Allah be praised! Here I am in Alexandria, the city founded by Alexander the Great. Yet Alex. could never conquer this part of the world today—the smells would put him to rout. This polyglot port is in “Lower” Egypt, and its dives are among the lowest found anywhere. The Rue des Soeurs is a street where crooked people go straight to perdition. Gambling hells are overflowing. Sailors and soldiers from the four corners of the globe crowd the cafes, where guitars twang, pianos jangle, drunks bawl, booze flows, choruses cheer and women leer. Fleshy Fatimas, overpainted and underclothed prowl about the street seeking whom they may devour. From lighted windows come droning nasal songs—

“Ya benat Iskendereeyeh,” etc.

“O ye damsels of Alexandria!

Your walk over the furniture is alluring:

Ye wear the Kashmeer shawl with embroidered work,

And your lips are sweet as sugar.”

All aboard for Cairo, city of the Caliphs, and I felt like taking a board and spanking the exposed anatomy of the Arab youths who posed along the railroad tracks to shock and mock the passengers.

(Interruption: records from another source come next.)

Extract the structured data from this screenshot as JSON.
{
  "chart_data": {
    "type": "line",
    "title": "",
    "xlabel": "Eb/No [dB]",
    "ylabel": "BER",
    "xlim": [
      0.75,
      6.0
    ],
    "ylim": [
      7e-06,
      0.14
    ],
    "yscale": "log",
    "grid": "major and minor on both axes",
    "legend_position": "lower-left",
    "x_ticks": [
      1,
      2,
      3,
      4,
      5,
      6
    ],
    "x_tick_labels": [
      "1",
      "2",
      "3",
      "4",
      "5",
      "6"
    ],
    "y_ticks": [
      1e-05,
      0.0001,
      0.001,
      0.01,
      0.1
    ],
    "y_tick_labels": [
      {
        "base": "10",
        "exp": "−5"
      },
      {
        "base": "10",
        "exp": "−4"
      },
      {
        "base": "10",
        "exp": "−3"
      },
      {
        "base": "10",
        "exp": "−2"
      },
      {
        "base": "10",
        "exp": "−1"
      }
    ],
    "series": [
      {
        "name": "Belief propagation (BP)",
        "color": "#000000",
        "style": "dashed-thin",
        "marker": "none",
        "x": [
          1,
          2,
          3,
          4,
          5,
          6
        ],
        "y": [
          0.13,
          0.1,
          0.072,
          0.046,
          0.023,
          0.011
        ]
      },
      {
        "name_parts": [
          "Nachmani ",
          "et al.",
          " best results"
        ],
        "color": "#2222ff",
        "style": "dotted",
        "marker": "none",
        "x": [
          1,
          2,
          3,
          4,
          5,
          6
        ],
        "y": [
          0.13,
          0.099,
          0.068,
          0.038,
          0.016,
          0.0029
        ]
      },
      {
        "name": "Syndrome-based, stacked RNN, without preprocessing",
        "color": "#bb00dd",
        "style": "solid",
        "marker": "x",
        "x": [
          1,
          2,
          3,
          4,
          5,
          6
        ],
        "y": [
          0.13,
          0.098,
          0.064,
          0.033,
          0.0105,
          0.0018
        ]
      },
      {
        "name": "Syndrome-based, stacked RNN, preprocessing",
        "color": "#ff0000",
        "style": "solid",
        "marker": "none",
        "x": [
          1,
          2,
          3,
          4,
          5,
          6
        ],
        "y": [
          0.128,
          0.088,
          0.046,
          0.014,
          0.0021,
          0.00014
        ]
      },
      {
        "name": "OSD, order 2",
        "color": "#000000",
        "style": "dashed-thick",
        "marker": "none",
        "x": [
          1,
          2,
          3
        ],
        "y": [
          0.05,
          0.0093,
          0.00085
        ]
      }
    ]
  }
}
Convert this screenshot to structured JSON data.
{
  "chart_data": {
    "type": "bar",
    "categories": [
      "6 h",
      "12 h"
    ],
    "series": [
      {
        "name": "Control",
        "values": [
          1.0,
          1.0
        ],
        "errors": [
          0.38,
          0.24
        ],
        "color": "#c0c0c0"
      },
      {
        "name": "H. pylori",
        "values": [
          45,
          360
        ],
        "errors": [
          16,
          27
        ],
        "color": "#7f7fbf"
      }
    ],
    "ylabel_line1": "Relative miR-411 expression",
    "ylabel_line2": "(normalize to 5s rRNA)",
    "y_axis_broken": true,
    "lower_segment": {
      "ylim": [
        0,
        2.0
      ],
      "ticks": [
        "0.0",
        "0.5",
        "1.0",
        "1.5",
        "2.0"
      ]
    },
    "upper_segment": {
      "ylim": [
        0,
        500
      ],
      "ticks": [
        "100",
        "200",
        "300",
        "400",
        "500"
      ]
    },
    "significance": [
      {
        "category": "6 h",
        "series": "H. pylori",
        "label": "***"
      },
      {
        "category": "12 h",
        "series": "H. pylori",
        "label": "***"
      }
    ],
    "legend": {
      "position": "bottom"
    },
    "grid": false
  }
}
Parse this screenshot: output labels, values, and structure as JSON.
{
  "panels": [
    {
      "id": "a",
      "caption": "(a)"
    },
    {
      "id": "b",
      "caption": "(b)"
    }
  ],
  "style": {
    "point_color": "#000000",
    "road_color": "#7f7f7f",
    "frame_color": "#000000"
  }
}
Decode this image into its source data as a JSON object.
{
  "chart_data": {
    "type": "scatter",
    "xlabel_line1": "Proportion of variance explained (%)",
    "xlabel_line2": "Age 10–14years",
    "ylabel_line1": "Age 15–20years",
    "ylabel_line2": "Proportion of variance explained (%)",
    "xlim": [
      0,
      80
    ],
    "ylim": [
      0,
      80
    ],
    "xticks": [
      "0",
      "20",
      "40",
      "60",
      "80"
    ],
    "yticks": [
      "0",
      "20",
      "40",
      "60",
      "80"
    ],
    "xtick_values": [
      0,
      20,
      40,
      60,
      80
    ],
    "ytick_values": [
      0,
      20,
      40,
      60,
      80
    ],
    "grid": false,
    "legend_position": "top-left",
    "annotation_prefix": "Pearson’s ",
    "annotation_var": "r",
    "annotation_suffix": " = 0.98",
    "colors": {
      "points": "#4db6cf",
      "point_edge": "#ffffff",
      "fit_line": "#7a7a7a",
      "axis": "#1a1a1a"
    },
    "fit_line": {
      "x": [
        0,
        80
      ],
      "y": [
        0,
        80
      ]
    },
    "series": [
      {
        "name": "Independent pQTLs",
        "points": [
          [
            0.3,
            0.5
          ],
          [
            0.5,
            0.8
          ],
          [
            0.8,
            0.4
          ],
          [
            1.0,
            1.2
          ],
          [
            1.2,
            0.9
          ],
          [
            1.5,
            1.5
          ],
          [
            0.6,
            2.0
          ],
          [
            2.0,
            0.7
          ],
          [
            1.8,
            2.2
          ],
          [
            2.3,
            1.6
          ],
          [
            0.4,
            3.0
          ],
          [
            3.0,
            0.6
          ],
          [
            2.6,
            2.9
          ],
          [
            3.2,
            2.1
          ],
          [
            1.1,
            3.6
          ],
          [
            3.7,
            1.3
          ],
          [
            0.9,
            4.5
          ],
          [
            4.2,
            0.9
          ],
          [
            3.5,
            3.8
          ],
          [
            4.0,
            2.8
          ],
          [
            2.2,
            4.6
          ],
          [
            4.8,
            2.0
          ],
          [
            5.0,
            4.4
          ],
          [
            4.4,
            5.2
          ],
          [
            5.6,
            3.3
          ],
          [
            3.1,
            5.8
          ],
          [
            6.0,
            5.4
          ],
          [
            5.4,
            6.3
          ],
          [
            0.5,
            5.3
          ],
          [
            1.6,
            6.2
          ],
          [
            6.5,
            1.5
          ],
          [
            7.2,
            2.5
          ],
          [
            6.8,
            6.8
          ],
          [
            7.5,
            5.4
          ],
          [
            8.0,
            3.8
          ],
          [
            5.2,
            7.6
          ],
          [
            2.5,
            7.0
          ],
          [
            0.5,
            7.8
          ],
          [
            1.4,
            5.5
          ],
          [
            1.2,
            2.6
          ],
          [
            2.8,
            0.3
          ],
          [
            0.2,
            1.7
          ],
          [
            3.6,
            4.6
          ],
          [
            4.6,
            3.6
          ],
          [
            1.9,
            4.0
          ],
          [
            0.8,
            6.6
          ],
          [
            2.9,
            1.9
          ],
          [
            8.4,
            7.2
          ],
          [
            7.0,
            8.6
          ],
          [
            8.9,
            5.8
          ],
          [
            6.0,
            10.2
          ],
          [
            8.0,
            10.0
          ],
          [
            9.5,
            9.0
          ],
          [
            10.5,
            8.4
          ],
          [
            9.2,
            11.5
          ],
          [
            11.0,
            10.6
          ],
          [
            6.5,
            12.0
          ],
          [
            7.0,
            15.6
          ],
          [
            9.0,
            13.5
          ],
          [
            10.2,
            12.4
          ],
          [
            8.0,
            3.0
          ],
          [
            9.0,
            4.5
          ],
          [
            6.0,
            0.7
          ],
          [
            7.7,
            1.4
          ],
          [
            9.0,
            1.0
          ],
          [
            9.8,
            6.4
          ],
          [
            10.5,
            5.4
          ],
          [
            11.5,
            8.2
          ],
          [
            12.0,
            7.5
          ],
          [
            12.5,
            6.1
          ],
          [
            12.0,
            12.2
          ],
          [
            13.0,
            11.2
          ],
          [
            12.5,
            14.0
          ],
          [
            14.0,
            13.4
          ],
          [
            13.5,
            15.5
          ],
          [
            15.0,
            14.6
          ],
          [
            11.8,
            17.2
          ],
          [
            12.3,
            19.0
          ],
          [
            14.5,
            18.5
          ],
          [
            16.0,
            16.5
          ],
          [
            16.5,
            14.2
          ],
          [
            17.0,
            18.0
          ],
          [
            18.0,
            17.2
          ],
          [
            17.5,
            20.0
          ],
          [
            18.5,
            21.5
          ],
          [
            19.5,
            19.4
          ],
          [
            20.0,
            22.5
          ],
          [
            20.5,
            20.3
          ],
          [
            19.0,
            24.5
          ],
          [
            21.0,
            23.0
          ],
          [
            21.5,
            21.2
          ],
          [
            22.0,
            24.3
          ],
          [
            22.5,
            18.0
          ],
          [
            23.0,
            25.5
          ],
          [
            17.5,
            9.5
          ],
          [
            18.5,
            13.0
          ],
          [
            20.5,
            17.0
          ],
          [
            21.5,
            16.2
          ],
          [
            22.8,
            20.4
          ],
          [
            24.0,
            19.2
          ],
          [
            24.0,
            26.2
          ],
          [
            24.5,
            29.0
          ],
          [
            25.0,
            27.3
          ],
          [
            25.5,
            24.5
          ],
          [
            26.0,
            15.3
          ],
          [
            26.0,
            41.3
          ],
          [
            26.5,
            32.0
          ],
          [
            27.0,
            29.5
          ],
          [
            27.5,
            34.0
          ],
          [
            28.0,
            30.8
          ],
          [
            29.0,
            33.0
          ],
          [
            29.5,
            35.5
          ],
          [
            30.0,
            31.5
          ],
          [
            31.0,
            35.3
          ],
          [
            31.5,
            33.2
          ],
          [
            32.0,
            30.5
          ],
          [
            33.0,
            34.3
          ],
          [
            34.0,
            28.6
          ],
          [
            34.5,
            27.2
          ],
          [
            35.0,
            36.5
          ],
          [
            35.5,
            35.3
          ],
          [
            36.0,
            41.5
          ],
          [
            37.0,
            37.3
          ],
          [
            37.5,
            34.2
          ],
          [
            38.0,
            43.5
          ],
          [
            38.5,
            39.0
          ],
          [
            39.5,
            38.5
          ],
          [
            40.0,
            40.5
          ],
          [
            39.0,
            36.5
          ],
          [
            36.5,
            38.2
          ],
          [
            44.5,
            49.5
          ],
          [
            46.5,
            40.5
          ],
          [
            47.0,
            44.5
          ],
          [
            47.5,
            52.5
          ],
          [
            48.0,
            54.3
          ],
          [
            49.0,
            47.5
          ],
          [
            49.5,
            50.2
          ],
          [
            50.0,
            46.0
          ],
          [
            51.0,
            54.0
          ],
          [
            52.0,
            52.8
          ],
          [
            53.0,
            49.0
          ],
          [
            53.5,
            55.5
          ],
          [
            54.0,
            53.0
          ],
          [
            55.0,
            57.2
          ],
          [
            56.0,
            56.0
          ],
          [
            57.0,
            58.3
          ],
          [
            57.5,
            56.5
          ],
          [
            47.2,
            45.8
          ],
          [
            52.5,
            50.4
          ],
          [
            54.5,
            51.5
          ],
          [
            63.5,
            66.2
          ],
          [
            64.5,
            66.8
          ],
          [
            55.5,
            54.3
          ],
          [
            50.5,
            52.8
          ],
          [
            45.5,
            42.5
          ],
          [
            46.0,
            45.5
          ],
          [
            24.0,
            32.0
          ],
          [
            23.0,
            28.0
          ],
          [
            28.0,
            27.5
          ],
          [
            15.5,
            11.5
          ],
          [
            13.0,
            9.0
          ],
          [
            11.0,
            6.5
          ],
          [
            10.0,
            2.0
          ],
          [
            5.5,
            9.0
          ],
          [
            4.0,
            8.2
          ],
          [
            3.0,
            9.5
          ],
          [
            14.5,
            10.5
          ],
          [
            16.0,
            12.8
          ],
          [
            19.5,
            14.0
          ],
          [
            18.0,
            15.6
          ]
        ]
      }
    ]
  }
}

Leaving the black sheep tourists at “Shepherds” Hotel, I visited the mosques which are as numerous in Cairo as mosquitoes in New Jersey. There may be a thousand; I visited five hundred, more or less. Sometimes I took off my slippers at the outer door, and at others I wore a kind of moccasin over my tourist shoes and shuffled and slid over the old floors, wondering how in the name of everything sacred I could profane anything with a good “sole” like mine. In my fling about the city I visited the Whirling Dervishes who whirled and dervished for me to my heart’s content with a poetry of motion a Sitka Indian could never attain. My head grows dizzy and my stomach faint when I think of them and their musical accompaniment of tambourines and flutes which were a cross between an ungreased saw and the breathing of an overdriven horse. I left before these human tops stopped spinning, and I carried away the memory of their tomato-can hats, bell-shaped robes, half-closed eyes, drooping heads and extended arms. I still see the uplifted right palm catching a blessing from Allah, the left hand turned down to bestow it.